A una noche en la que a los ojos de todos me convertí en un ganador, pero que yo siempre recordaría como la noche en que perdí a mi mejor amigo.
En ese momento hice lo que hacía cada vez que esa noche me atormentaba en mis pesadillas. Me levanté y me senté en el alféizar de la ventana de mi habitación, observando el cielo estrellado entre las copas de los árboles que recortan el linde de la vieja Selva de las Luces. Una visión privilegiada desde los extramuros de Áyax. En la aldea de Ananork. E intenté reordenar mi cabeza, esforzándome por reconstruir cómo era la realidad ahora mismo.

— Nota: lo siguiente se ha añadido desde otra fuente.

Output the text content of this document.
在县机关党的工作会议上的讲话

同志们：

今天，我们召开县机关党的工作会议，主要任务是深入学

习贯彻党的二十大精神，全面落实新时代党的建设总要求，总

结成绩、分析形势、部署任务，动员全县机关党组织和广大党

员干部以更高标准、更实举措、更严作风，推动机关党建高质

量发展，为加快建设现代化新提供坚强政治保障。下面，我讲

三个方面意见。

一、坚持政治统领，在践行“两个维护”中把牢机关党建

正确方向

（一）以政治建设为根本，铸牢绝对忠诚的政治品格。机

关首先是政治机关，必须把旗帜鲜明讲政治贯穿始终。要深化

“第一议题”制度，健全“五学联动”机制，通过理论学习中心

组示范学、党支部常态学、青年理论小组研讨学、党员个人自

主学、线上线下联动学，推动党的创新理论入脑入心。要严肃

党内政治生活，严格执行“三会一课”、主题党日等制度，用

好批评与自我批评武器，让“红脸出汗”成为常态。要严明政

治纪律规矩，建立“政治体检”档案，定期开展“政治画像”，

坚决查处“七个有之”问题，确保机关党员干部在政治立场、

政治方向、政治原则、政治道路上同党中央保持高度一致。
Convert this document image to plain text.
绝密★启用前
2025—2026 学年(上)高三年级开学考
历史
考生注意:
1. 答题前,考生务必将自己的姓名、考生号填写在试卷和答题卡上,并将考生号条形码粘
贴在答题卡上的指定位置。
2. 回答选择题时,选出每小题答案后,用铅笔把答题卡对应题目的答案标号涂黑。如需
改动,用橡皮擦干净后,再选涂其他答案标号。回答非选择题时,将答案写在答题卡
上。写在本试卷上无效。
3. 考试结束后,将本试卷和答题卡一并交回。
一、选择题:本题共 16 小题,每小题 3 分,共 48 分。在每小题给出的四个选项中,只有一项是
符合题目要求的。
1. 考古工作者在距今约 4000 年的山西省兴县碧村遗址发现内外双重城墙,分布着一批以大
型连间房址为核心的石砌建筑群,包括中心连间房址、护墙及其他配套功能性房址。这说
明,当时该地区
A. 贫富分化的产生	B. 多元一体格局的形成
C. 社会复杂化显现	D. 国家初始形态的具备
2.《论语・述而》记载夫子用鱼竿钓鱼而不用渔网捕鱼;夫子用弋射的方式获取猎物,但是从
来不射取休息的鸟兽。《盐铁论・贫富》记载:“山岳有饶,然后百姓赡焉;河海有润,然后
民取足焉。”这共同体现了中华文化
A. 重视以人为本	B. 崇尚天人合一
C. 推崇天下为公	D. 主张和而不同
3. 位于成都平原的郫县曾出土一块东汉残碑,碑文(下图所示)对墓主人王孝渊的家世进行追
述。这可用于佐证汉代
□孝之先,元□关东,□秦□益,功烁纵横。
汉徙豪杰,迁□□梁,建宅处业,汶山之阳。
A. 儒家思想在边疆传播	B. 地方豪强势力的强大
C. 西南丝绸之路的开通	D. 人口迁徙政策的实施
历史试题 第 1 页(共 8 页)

Me repetí lo que me decía todas las noches cuando despertaba con la angustia clavada en el pecho y serias dificultades para distinguir sueño de realidad.
Hace un mes que Agnuk ha muerto. No fue solo una pesadilla, eso pasó de verdad Elías ―me dije―. Después te condecoraron. Y llegó la noticia a los ministerios...
No me hizo falta seguir. En ese momento se clarificó todo.
Recordé que apenas dos días después de la incursión que había sembrado el caos en mi ciudad, se evaluaban las puntuaciones de los finales de lucha y teoría. Y yo obtuve la puntuación más alta.
Me llamaron a los grandes despachos. A esos que solo se abren en Áyax cuando algo grande sucede, y el canciller o su delegado más directo acude a la periférica ciudad de las grandes torres de madera, erguida entre los bosques, en el salvaje Norte de Aztlán. Sí. Aztlán. Aquel lugar al que conocéis como los barrios mágicos, pero que no es sino una dimensión que comunica con vuestra querida Tierra. Una de tantas dimensiones paranormales en las que habitamos cazadores, y muchas otras criaturas que, más a menudo que poco, nos empeñamos en evitar vuestra destrucción. Aunque a veces lo lamentemos y os odiemos en silencio.
Esa tarde se me comunicó la gran noticia.
Por ser el mejor cazador de mi generación ―ojo, se dice pronto, pero el mejor, es el mejor entre muchos―, se me había elegido para entrenarme para rastreador. Para ser uno de aquellos héroes que viajan por la dimensionalidad solucionando problemas que de verdad podrían mandarlo todo a la mierda. Luchando contra el mal en sus formas más oscuras. Salvaguardando la humanidad y llegando a conocerla mejor que nadie, en su verdadera y más pura esencia.
Desde ese momento, recibiría un sueldo vitalicio. Un sueldo digno. Que lo es todo en comparación con lo que ganamos los cazadores. Es decir. Absolutamente nada.